Karin menggerutu. Menggemeretakkan lantai dengan ujung sepatunya. Dia mendengus untuk terakhir kali, sebelum akhirnya berpaling dan meninggalkan Suigetsu begitu saja. Tanpa salam, apalagi senyum. Tanpa perhatian apapun yang sekiranya bisa membuat Suigetsu bergerak atau, paling mungkin, balas menghardik.
.
.
.
#006 – mengapa
Lalu mengapa Karin langsung setuju pada implikasi bahwa, ayo, kita bersama-sama menemui Sarada?

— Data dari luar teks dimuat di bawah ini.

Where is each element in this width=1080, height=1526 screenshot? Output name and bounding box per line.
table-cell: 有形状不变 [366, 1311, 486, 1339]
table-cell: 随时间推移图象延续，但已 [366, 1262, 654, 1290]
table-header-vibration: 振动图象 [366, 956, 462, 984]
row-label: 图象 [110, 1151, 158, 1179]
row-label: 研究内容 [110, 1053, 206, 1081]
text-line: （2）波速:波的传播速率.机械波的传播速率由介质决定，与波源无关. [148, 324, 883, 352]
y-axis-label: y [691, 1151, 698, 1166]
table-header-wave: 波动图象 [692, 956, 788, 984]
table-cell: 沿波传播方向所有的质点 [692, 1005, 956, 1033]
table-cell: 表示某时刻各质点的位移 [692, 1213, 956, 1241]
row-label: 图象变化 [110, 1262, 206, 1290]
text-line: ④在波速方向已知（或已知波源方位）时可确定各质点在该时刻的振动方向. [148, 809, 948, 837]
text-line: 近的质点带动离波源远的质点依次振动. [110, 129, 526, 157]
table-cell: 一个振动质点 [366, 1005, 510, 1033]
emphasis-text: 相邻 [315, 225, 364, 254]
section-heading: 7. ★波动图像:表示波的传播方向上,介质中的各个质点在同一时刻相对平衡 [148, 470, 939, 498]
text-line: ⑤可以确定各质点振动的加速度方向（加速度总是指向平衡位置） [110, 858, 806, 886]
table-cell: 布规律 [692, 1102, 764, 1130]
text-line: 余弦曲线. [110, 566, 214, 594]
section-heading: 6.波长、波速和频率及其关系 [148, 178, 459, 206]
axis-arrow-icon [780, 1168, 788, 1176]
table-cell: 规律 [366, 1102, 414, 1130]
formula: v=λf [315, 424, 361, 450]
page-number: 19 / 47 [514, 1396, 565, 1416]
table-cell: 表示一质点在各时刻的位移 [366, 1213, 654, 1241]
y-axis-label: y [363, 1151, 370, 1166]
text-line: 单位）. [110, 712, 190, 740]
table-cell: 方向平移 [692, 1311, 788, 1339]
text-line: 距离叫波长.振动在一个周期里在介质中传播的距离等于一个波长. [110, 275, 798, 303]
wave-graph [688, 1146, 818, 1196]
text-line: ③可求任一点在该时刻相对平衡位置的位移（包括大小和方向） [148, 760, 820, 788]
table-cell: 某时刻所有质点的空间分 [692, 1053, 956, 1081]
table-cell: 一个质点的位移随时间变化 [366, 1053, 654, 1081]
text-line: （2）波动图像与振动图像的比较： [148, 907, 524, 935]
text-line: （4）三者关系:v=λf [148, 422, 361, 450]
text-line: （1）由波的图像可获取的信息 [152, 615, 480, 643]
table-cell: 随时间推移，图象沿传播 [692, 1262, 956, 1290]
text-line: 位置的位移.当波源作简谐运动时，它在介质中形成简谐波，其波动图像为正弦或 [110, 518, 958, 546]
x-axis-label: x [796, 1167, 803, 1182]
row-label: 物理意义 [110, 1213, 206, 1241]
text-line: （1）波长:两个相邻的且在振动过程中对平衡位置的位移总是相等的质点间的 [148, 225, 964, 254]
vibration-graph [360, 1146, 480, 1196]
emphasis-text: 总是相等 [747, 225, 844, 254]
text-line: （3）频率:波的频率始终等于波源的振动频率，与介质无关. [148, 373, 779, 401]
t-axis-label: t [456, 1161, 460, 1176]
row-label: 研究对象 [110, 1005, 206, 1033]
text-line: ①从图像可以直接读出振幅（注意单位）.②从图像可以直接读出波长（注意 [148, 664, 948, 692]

Lalu mengapa Suigetsu melakukan hal-hal impulsif bodoh yang sepertinya sangat konyol dan tak masuk akal dengan cara meramu teh dan meracik kopi hanya untuk menahan Karin, sementara dia bisa saja langsung bertanya?
.
Memangnya ada jawaban yang lebih mudah atau lebih sulit daripada,
—hasrat?
.
Suigetsu tak melepas Karin di senja itu. Karin tak meminta Suigetsu keluar untuknya untuk sebuah ujung senja yang dihabiskan bersama.
Tidak, tidak perlu.
Masih ada hari esok—atau barangkali esok, esok, esok, esoknya atau entah kapan—untuk dihabiskan berdua dalam sebuah perjalanan kecil menemui Sarada.
.
.
end.
.
a/n: hai fni, apa kabar?
.
.
p.s.: mini trivia: kenapa minum berdiri buruk untukmu? 1) kudunyahoo dot com ( /) index dot php?option=com_content&view=article&id=32:kenapa-tidak-boleh-minum-sambi-berdiri&catid=9&Itemid=213
www dot trussty dot com( /) 2013( /)06 ( /) drinking-should-be-done-while-sitting dot html
.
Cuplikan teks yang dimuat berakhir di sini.